I hope next year we can expand the walls a bit; being a Ron Berger fan, I would love for my students to have an audience for their writings, their projects, and their thoughts – beyond the classroom.
And, as always, I was pressed for time at the end of the year. I really hope that next year I will be able to apportion less time for the things that could use less time, and more for the projects that both my students and I are excited about.
Looking Forward
Even though the year is wrapping up, it is hard not to look forward and get excited about next year. It is so important in education to be constantly reflecting on what we are doing– what is working, what isn’t, what needs to be adjusted. Right now, before we’ve forgotten everything — the small triumphs and the misses– is the best time to look back so we can look forward.
I always ask the students to do this end-of-year reflection, too. What did you learn? What did you gain? What would you change? Most take it seriously, though they, too, are excited about their next step into the future.

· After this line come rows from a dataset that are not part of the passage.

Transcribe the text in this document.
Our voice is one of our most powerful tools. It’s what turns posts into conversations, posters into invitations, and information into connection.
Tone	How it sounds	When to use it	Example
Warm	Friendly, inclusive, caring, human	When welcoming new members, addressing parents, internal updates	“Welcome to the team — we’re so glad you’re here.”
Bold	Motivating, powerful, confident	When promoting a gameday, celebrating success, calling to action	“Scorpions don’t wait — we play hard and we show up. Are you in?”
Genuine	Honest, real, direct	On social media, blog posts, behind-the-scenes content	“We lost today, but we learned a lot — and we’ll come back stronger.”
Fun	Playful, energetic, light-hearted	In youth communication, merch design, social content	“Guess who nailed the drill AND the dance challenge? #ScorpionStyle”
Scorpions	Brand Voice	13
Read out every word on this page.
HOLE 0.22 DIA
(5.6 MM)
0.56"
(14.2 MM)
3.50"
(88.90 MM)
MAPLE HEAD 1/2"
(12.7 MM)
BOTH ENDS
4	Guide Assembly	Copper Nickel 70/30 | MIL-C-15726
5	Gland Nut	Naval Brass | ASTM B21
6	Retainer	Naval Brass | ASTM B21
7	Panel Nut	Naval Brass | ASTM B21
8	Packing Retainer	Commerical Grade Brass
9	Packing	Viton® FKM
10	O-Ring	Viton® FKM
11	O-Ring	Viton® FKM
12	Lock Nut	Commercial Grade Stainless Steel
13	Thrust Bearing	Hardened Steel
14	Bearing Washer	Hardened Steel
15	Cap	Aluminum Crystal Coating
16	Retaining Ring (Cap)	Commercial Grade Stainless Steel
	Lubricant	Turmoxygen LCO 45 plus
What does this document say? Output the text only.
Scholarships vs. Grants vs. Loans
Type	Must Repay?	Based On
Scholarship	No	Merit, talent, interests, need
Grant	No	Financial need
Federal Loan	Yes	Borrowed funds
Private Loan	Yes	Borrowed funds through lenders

Summer can be an awesome time to get new ideas to bring into your classroom, to go to an amazing conference, or follow a conference on Twitter if you aren’t going (#notatISTE2015), to do a deep dive into your content area in social studies or history (personally, I am excited to re-listen to all 27 hours of Dr. David Blight’s Yale lecture on the Civil War).
This summer, you may take time to write something, to reflect on your practice and share it – because education is really exciting right now, primarily because this reflection and share process is spreading! Now would be a great time to focus on a unit that went well, or poorly, and write about the process. Someone out there, or maybe many someone’s, could get a lot out of it.
What went well for you this year? What would you change? What reflections can you share here?
Thanks, Jody. I use Todaysmeet but hadn’t thought about using it for fishbowl. I definitely want to try that.